The choice of sides here was entirely influenced by what we had lying around in the kitchen. I had just harvested some haricot verts from the garden, and while thinking about a starch I discovered a couple of red potatoes hiding in the produce basket. With some time to kill and plenty of rendered fat from the pork, the choice seemed clear – fry these suckers. Shallow frying potato chips is time consuming but entirely doable; red potatoes don’t seem to really color at all until they transition from crispy to burned, so be warned. A more traditional frying potato would be a better choice if planning ahead.
Roast loin of pork with jostaberry Cumberland sauce, haricot vert, and potato chips
1 boneless pork loin roast, 2 lbs or so
1/2 lb haricot vert (give or take, I harvested them from the garden)
2 red potatoes (or, you know, a good potato for frying)
1 pint of jostaberries (or currants, or cranberries…)
1/2 cup ruby port
1/2 cup red wine
dark brown sugar (I did not measure this)
1 tsp mustard powder
1/2 tsp ground ginger
pinch of ground clove
pinch of cayenne pepper
salt and black pepper
To make the sauce:
Rinse the berries. Peel the skin off of the lemon and then juice it. Mix the port and red wine in a saucepan, add the spices and lemon peel, and simmer for about five minutes. Remove the lemon peel. Add in the berries and brown sugar (maybe… 1/4 cup?) and lightly simmer for about 15 minutes, until the berries pop and the sauce thickens a bit. The sauce should be tart but not overwhelmingly so; add a bit more brown sugar if it’s really puckering. Add salt to taste, then chill in the fridge.
Take the lemon juice, add 3 oz. gin, 1/4 oz. Maraschino, and 1/4 oz. creme de violette. Shake with ice and strain in to a cocktail glass garnished with a Maraschino cherry. Drink.
Preheat oven to 350. Rub the meat all over with salt and pepper. Sear the outside in a cast iron skillet over high heat, starting with the fat cap. Remove to a roasting pan, then put that in the oven until the meat reaches 135-140.
Stare at the skillet that is now full of pork fat. Run your gaze across the kitchen until you find two lonely red potatoes hiding in the produce basket. Decide that you have some time to kill until your wife gets home. Slice the potatoes 1/8″ thick with a mandoline, then cook in batches in the pork fat over medium-high heat until crispy but not burned; they probably won’t color much. Drain on a cooling rack set in a sheet pan, and sprinkle salt over them while still warm.

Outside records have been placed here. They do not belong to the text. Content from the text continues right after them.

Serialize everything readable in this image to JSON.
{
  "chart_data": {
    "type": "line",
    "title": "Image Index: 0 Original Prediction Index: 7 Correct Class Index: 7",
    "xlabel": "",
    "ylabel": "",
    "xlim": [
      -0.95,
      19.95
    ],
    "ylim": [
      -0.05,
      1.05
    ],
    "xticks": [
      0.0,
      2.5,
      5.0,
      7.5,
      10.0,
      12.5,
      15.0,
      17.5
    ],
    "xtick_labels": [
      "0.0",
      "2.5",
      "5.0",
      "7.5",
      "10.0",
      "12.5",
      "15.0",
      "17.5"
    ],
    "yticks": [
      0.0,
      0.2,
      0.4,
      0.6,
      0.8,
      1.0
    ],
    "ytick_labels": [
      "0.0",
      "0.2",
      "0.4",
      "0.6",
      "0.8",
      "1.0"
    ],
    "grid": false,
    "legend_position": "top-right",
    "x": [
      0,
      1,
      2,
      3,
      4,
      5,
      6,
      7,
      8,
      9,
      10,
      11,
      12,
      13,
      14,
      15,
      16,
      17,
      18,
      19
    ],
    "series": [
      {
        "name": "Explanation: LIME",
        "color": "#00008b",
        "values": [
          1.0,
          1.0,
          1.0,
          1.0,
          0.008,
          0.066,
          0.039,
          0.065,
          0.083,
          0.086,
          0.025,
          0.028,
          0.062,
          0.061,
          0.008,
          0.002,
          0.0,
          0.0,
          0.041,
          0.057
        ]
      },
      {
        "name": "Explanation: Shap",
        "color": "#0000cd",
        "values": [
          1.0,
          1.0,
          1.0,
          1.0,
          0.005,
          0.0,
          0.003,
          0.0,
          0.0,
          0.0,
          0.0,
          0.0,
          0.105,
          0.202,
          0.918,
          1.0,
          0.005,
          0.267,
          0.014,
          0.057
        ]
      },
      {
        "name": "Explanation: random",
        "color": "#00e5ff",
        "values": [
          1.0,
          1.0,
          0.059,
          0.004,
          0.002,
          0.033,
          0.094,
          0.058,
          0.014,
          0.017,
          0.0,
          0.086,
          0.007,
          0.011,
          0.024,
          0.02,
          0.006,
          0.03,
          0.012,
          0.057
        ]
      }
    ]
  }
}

Reach for the pot to steam the haricot vert. Think forward to after the meal when there will be yet another pan to clean if you pull it out of the cupboard. See the pork fat shimmering on the stove top, beckoning. Close the cupboard and toss the beans in the hot oil instead. Cook 2-3 minutes until tender and just barely browned in spots.
Cut the pork into about 1/2″ slices, fan on the plate, and arrange the beans and chips artfully around it. Spoon sauce over the pork.